The Parting of the Red Sea and the Exodus
“And Moses stretched out his hand over the sea; and the LORD caused the sea to go back by a strong east wind all that night, and made the sea dry land, and the waters were divided. And the children of Israel went into the midst of the sea upon the dry ground: and the waters were a wall unto them on their right hand, and on their left.”
(Exodus 14:21–22)
The parting of the Red Sea and the resulting Exodus are painted in King’s distinctive style that appears throughout the wall. The Red Sea, now turned literally red, complements the artist’s portrayal of the Israelites, a green mass of figures moving through the gap in the Red Sea (they move left to right, matching the sense of reading of the scenes on the wall). Unlike earlier depictions of the scene, King neglects to show God’s wrath as he chooses to solely focus on the Israelites, who are spared. Famous depictions of the parting of the Red Sea, such as Cosimo Roselli’s in the Sistine Chapel, include the drowning of the Egyptian army in pursuit of the Israelites.
The Death of Moses
“And Moses went up from the plains of Moab unto the mountain of Nebo, to the top of Pisgah, that is over against Jericho. And the LORD shewed him all the land of Gilead, unto Dan.”
(Deuteronomy 34:1)
“So Moses the servant of the LORD died there in the land of Moab, according to the word of the LORD.”
(Deuteronomy 34:4–5)
King concludes his mural on the far right side of the wall with a depiction of the Death of Moses. The prophet turns his back to us and looks out into the Promise Land. This is a simple scene, but one that displays the artist’s careful reading of the Bible, and perhaps as well his awareness of the iconographic tradition. In this as in the earlier depiction of Moses, the prophet has horns. This motif, quite frequent in art, stems from a mistranslation of the Biblical passage in which Moses returns from Mount Sinai. The Hebrew word, “qeren,” which in this case referred to rays of light, was understood as “horns,” its other meaning (see Mellinkoff).

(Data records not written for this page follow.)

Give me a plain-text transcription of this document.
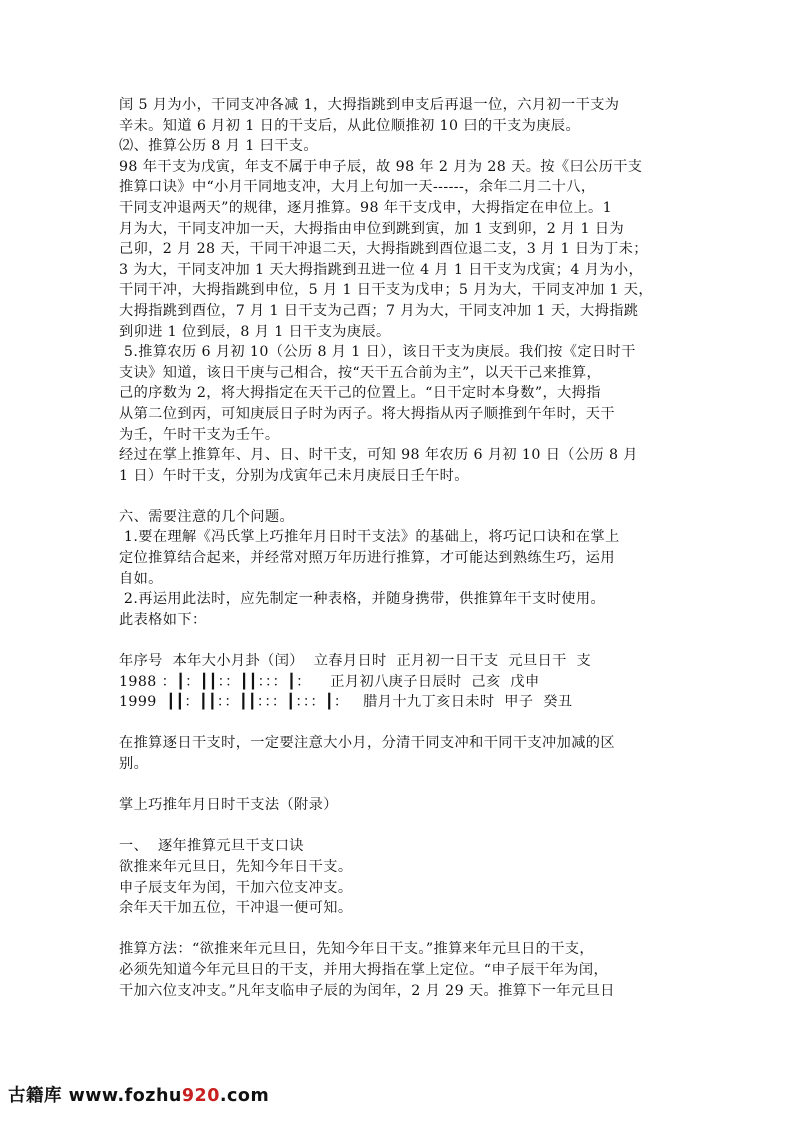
闰 5 月为小，干同支冲各减 1，大拇指跳到申支后再退一位，六月初一干支为
辛未。知道 6 月初 1 日的干支后，从此位顺推初 10 曰的干支为庚辰。
⑵、推算公历 8 月 1 曰干支。
98 年干支为戊寅，年支不属于申子辰，故 98 年 2 月为 28 天。按《曰公历干支
推算口诀》中“小月干同地支冲，大月上句加一天------，余年二月二十八，
干同支冲退两天”的规律，逐月推算。98 年干支戊申，大拇指定在申位上。1
月为大，干同支冲加一天，大拇指由申位到跳到寅，加 1 支到卯，2 月 1 日为
己卯，2 月 28 天，干同干冲退二天，大拇指跳到酉位退二支，3 月 1 日为丁未；
3 为大，干同支冲加 1 天大拇指跳到丑进一位 4 月 1 日干支为戊寅；4 月为小，
干同干冲，大拇指跳到申位，5 月 1 日干支为戊申；5 月为大，干同支冲加 1 天，
大拇指跳到酉位，7 月 1 日干支为己酉；7 月为大，干同支冲加 1 天，大拇指跳
到卯进 1 位到辰，8 月 1 日干支为庚辰。
5.推算农历 6 月初 10（公历 8 月 1 日），该日干支为庚辰。我们按《定日时干
支诀》知道，该日干庚与己相合，按“天干五合前为主”，以天干己来推算，
己的序数为 2，将大拇指定在天干己的位置上。“日干定时本身数”，大拇指
从第二位到丙，可知庚辰日子时为丙子。将大拇指从丙子顺推到午年时，天干
为壬，午时干支为壬午。
经过在掌上推算年、月、日、时干支，可知 98 年农历 6 月初 10 日（公历 8 月
1 日）午时干支，分别为戊寅年己未月庚辰日壬午时。
六、需要注意的几个问题。
1.要在理解《冯氏掌上巧推年月日时干支法》的基础上，将巧记口诀和在掌上
定位推算结合起来，并经常对照万年历进行推算，才可能达到熟练生巧，运用
自如。
2.再运用此法时，应先制定一种表格，并随身携带，供推算年干支时使用。
此表格如下：
年序号  本年大小月卦（闰）  立春月日时  正月初一日干支  元旦日干  支
1988 ：┃：┃┃：：┃┃：：：┃：    正月初八庚子日辰时  己亥  戊申
1999  ┃┃：┃┃：：┃┃：：：┃：：：┃：   腊月十九丁亥日未时  甲子  癸丑
在推算逐日干支时，一定要注意大小月，分清干同支冲和干同干支冲加减的区
别。
掌上巧推年月日时干支法（附录）
一、  逐年推算元旦干支口诀
欲推来年元旦日，先知今年日干支。
申子辰支年为闰，干加六位支冲支。
余年天干加五位，干冲退一便可知。
推算方法：“欲推来年元旦日，先知今年日干支。”推算来年元旦日的干支，
必须先知道今年元旦日的干支，并用大拇指在掌上定位。“申子辰干年为闰，
干加六位支冲支。”凡年支临申子辰的为闰年，2 月 29 天。推算下一年元旦日
古籍库 www.fozhu920.com
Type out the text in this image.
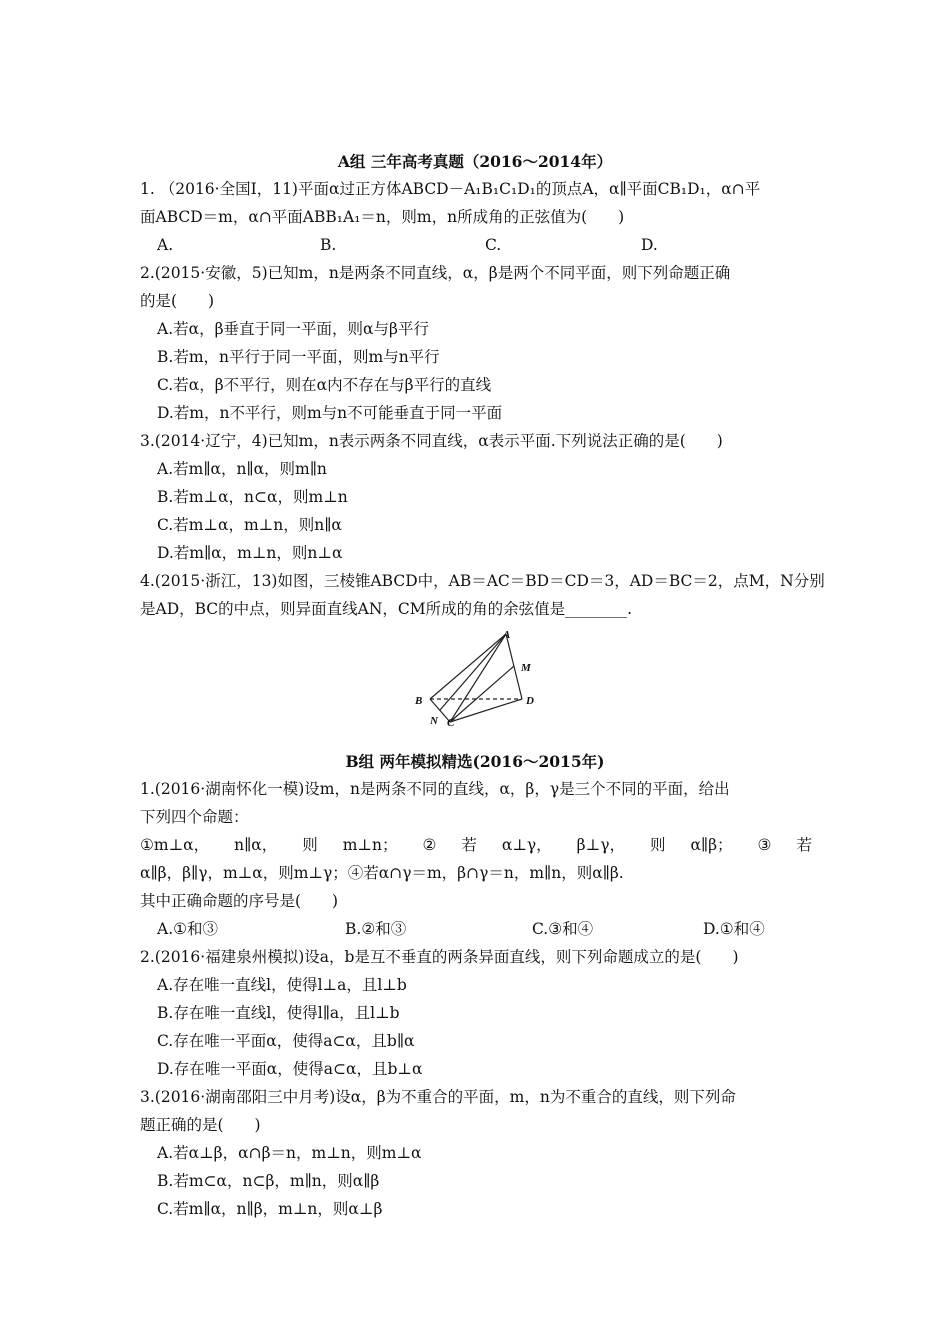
A组 三年高考真题（2016～2014年）
1. （2016·全国Ⅰ，11)平面α过正方体ABCD－A₁B₁C₁D₁的顶点A，α∥平面CB₁D₁，α∩平
面ABCD＝m，α∩平面ABB₁A₁＝n，则m，n所成角的正弦值为(　　)
A.	B.	C.	D.
2.(2015·安徽，5)已知m，n是两条不同直线，α，β是两个不同平面，则下列命题正确
的是(　　)
A.若α，β垂直于同一平面，则α与β平行
B.若m，n平行于同一平面，则m与n平行
C.若α，β不平行，则在α内不存在与β平行的直线
D.若m，n不平行，则m与n不可能垂直于同一平面
3.(2014·辽宁，4)已知m，n表示两条不同直线，α表示平面.下列说法正确的是(　　)
A.若m∥α，n∥α，则m∥n
B.若m⊥α，n⊂α，则m⊥n
C.若m⊥α，m⊥n，则n∥α
D.若m∥α，m⊥n，则n⊥α
4.(2015·浙江，13)如图，三棱锥ABCD中，AB＝AC＝BD＝CD＝3，AD＝BC＝2，点M，N分别
是AD，BC的中点，则异面直线AN，CM所成的角的余弦值是________.
A
B
C
D
M
N
B组 两年模拟精选(2016～2015年)
1.(2016·湖南怀化一模)设m，n是两条不同的直线，α，β，γ是三个不同的平面，给出
下列四个命题：
①m⊥α， n∥α， 则 m⊥n； ② 若 α⊥γ， β⊥γ， 则 α∥β； ③ 若
α∥β，β∥γ，m⊥α，则m⊥γ；④若α∩γ＝m，β∩γ＝n，m∥n，则α∥β.
其中正确命题的序号是(　　)
A.①和③	B.②和③	C.③和④	D.①和④
2.(2016·福建泉州模拟)设a，b是互不垂直的两条异面直线，则下列命题成立的是(　　)
A.存在唯一直线l，使得l⊥a，且l⊥b
B.存在唯一直线l，使得l∥a，且l⊥b
C.存在唯一平面α，使得a⊂α，且b∥α
D.存在唯一平面α，使得a⊂α，且b⊥α
3.(2016·湖南邵阳三中月考)设α，β为不重合的平面，m，n为不重合的直线，则下列命
题正确的是(　　)
A.若α⊥β，α∩β＝n，m⊥n，则m⊥α
B.若m⊂α，n⊂β，m∥n，则α∥β
C.若m∥α，n∥β，m⊥n，则α⊥β
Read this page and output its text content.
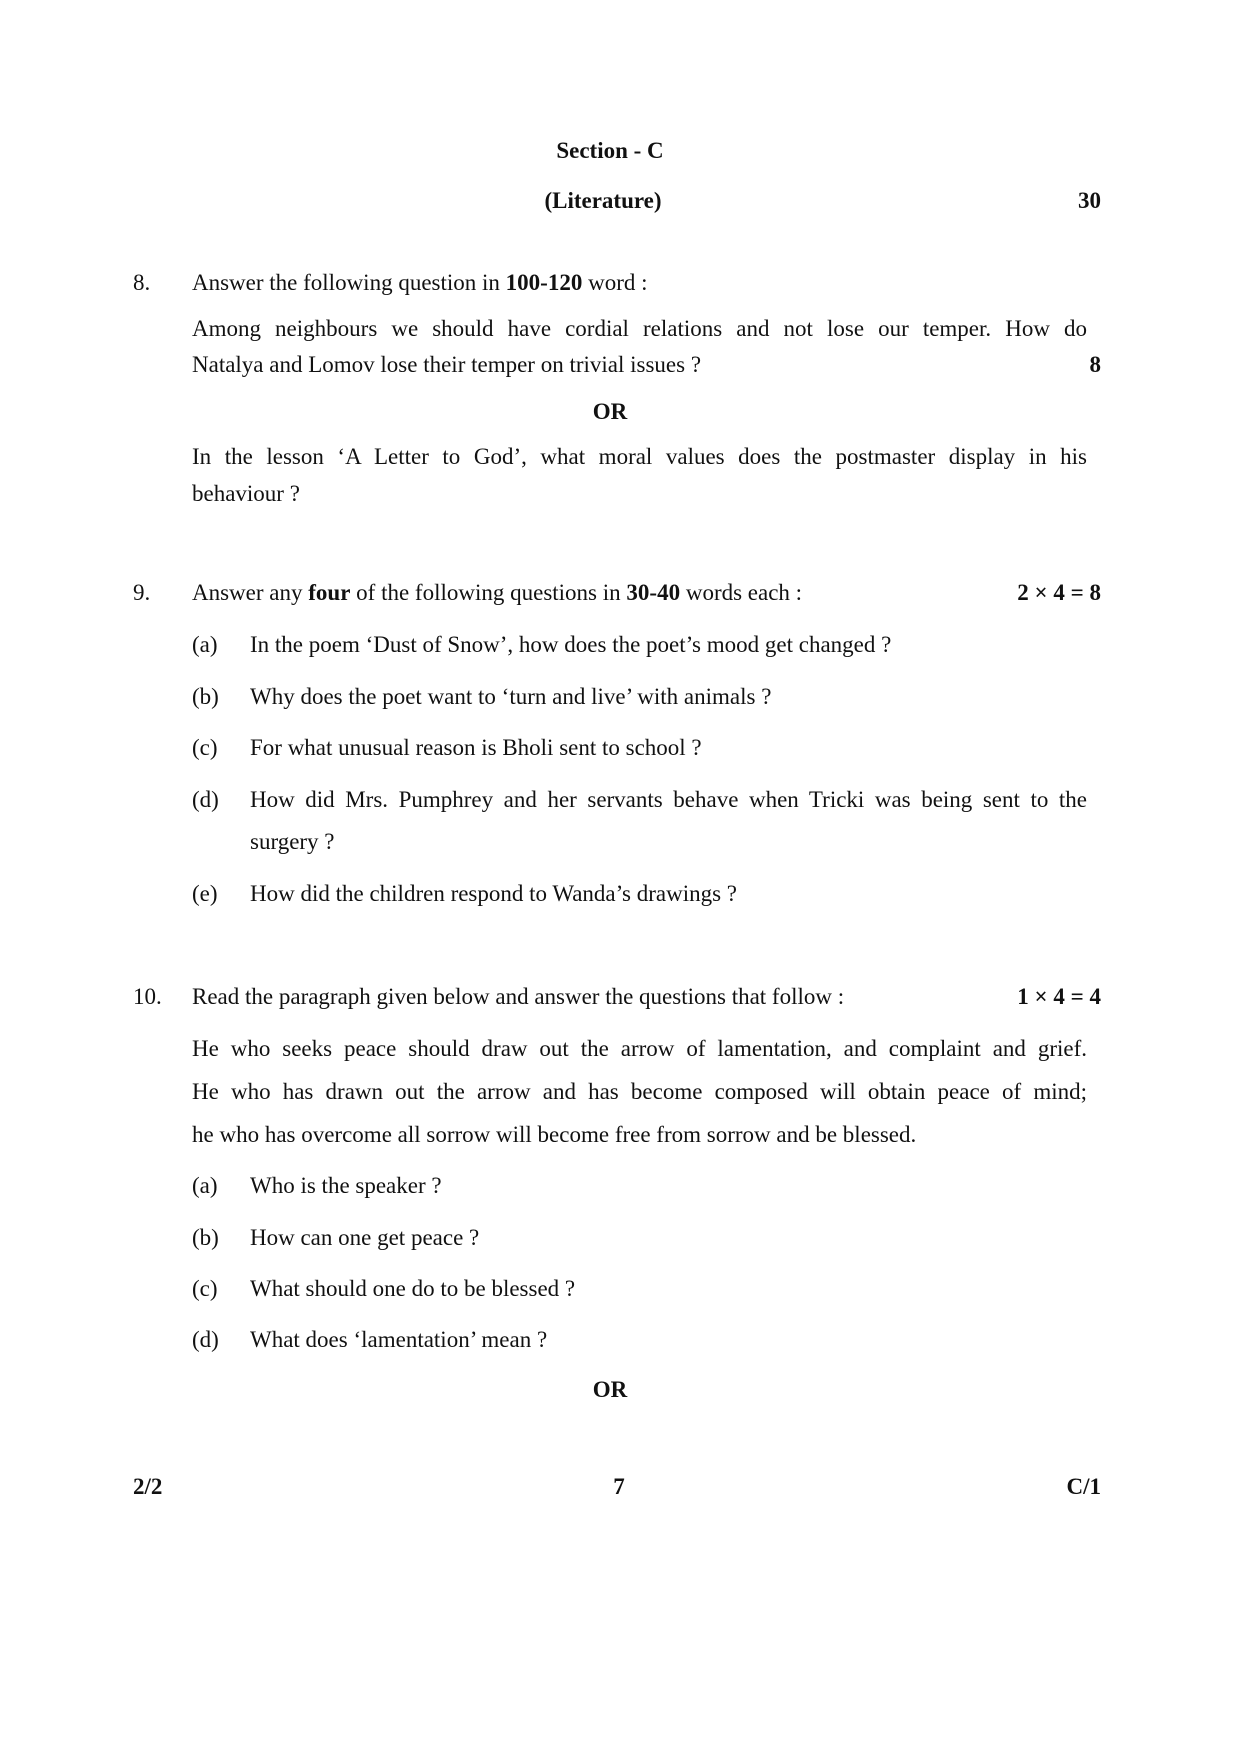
Section - C
(Literature)	30
8. Answer the following question in 100-120 word :
Among neighbours we should have cordial relations and not lose our temper. How do
Natalya and Lomov lose their temper on trivial issues ?	8
OR
In the lesson ‘A Letter to God’, what moral values does the postmaster display in his
behaviour ?
9. Answer any four of the following questions in 30-40 words each :	2 × 4 = 8
(a) In the poem ‘Dust of Snow’, how does the poet’s mood get changed ?
(b) Why does the poet want to ‘turn and live’ with animals ?
(c) For what unusual reason is Bholi sent to school ?
(d) How did Mrs. Pumphrey and her servants behave when Tricki was being sent to the
surgery ?
(e) How did the children respond to Wanda’s drawings ?
10. Read the paragraph given below and answer the questions that follow :	1 × 4 = 4
He who seeks peace should draw out the arrow of lamentation, and complaint and grief.
He who has drawn out the arrow and has become composed will obtain peace of mind;
he who has overcome all sorrow will become free from sorrow and be blessed.
(a) Who is the speaker ?
(b) How can one get peace ?
(c) What should one do to be blessed ?
(d) What does ‘lamentation’ mean ?
OR
2/2	7	C/1
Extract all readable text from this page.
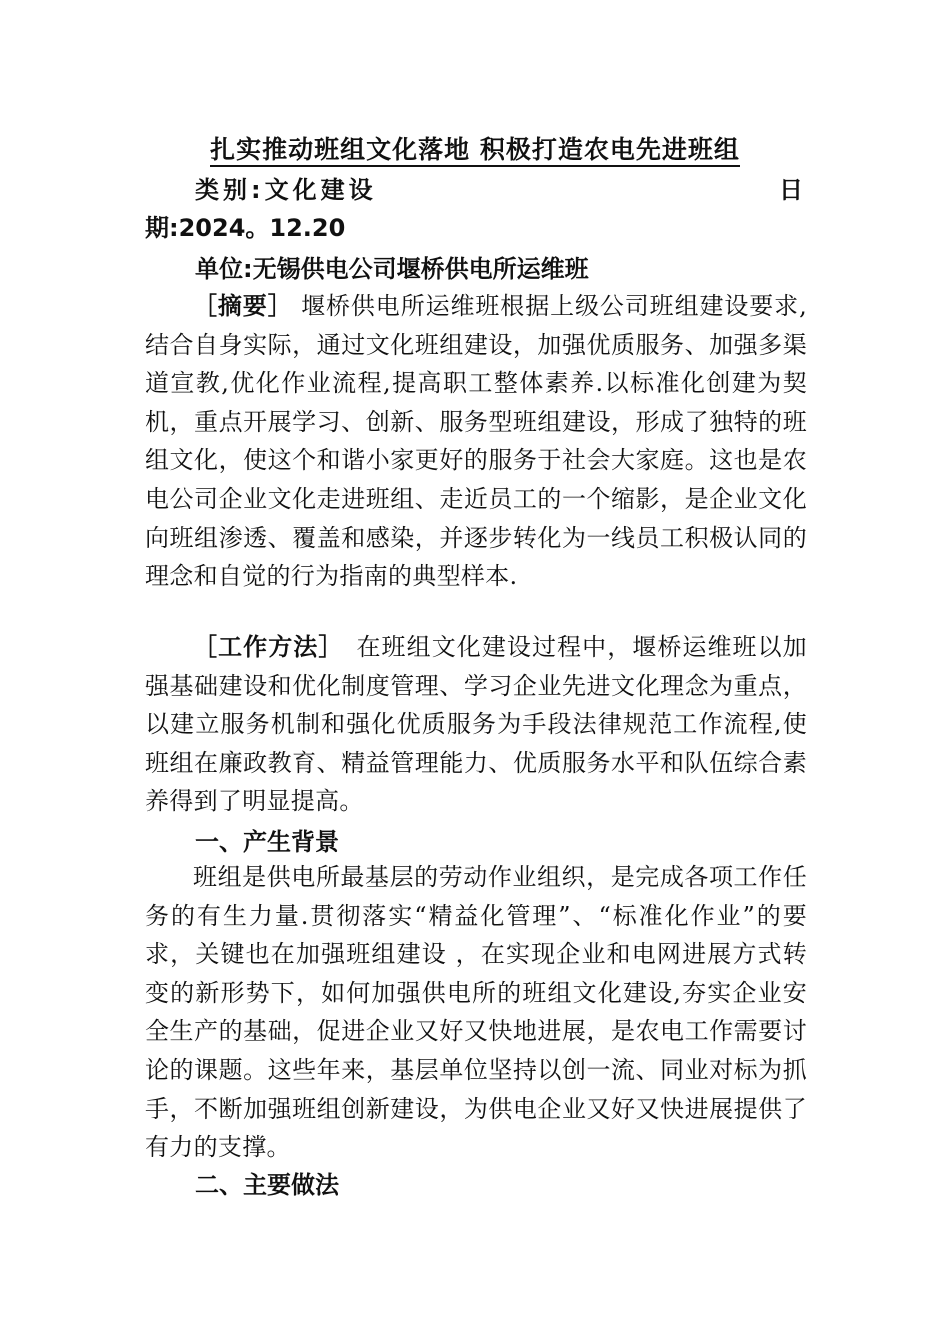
扎实推动班组文化落地 积极打造农电先进班组
类别:文化建设	日
期:2024。12.20
单位:无锡供电公司堰桥供电所运维班
［摘要］ 堰桥供电所运维班根据上级公司班组建设要求,结合自身实际，通过文化班组建设，加强优质服务、加强多渠道宣教,优化作业流程,提高职工整体素养.以标准化创建为契机，重点开展学习、创新、服务型班组建设，形成了独特的班组文化，使这个和谐小家更好的服务于社会大家庭。这也是农电公司企业文化走进班组、走近员工的一个缩影，是企业文化向班组渗透、覆盖和感染，并逐步转化为一线员工积极认同的理念和自觉的行为指南的典型样本.
［工作方法］　在班组文化建设过程中，堰桥运维班以加强基础建设和优化制度管理、学习企业先进文化理念为重点，以建立服务机制和强化优质服务为手段法律规范工作流程,使班组在廉政教育、精益管理能力、优质服务水平和队伍综合素养得到了明显提高。
一、产生背景
班组是供电所最基层的劳动作业组织，是完成各项工作任务的有生力量.贯彻落实“精益化管理”、“标准化作业”的要求，关键也在加强班组建设 ，在实现企业和电网进展方式转变的新形势下，如何加强供电所的班组文化建设,夯实企业安全生产的基础，促进企业又好又快地进展，是农电工作需要讨论的课题。这些年来，基层单位坚持以创一流、同业对标为抓手，不断加强班组创新建设，为供电企业又好又快进展提供了有力的支撑。
二、主要做法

In the fresco Luca Signorelli and Bartolomeo della Gatta painted for the Sistine Chapel, we see the traditional iconography of Moses, before his death, looking out onto the Promised Land. We can also note the “horns of light” that grace the prophet’s head.
Conclusion
William King “hoped [for his mural] to have a lot of repose and serenity in spite of the subject matter” (qtd. in Cummings 46) and his final scene is peaceful and ethereal. As we have seen, many of King’s images appear to be an attempt at directly translating the text Biblical text into pictures, at times coming up with highly original solutions as he did for the figure of God above the pulpit and often selecting to focus on an optimistic reading of scriptures. Although it is possible that his South Solon work bear witness to the frescoes he would have seen during his time in Rome, his painterly style with characteristic large motion-conveying brushstrokes belongs to his time.
—Carter Dexter
- The Holy Bible: King James Version. Dallas, TX: Brown Books Publishing, 2004.
- Mellinkoff, Ruth. The Horned Moses in Medieval Art and Thought. Berkeley, CA: University of California Press, 1970.